We ate dinner. I showered. I made pumpkin pie dip, and then I put the boys in the tub. Then the three of us went to a social gathering for small group leaders. I did not take time to process. Our pastor asked how Bugaboo was doing, and I replied honestly (but without crying), "He's doing fine, but I'm not doing so great." And then he (the pastor) talked about how sometimes geniuses start off like this. It made me want to hope and to cry at the same time. But I did neither.

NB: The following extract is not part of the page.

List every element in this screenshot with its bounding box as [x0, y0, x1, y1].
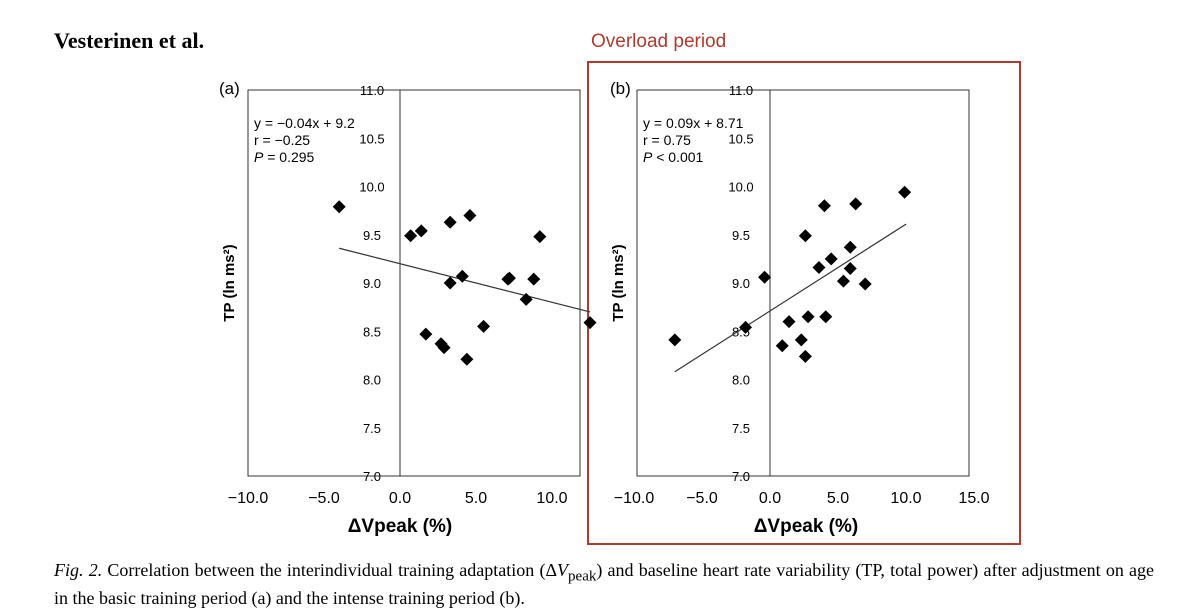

The group passed around my littlest in his footie pajamas, which some people called a onesie, and a friend of mine went and read stories to my oldest at some point. The whole evening made me want to weep, but not for reasons I expected. Instead it was because of this incredible sense of friendship and love of that group - even those I don't really know well yet - of just eating and laughing and playing an ice breaker. It felt so normal.
We left and my three year old commented, "That was a GOOD day!" Just like his mama, an introvert he really likes being around people.
We got in the van, and I cried the whole way home, saying, "Thank You, Jesus. Thank You, Jesus." Because really what else is there to say? We are here waiting, and we don't know why or where the waiting is leading. But we are here with people near and far who love and pray for us. We are here in a community of people who just let me sit for an evening. We are here with the two cutest boys on the planet, and when I think about how much I love them both I think my head and my heart will explode. We are here, and in spite of it all, it is a very good place to be.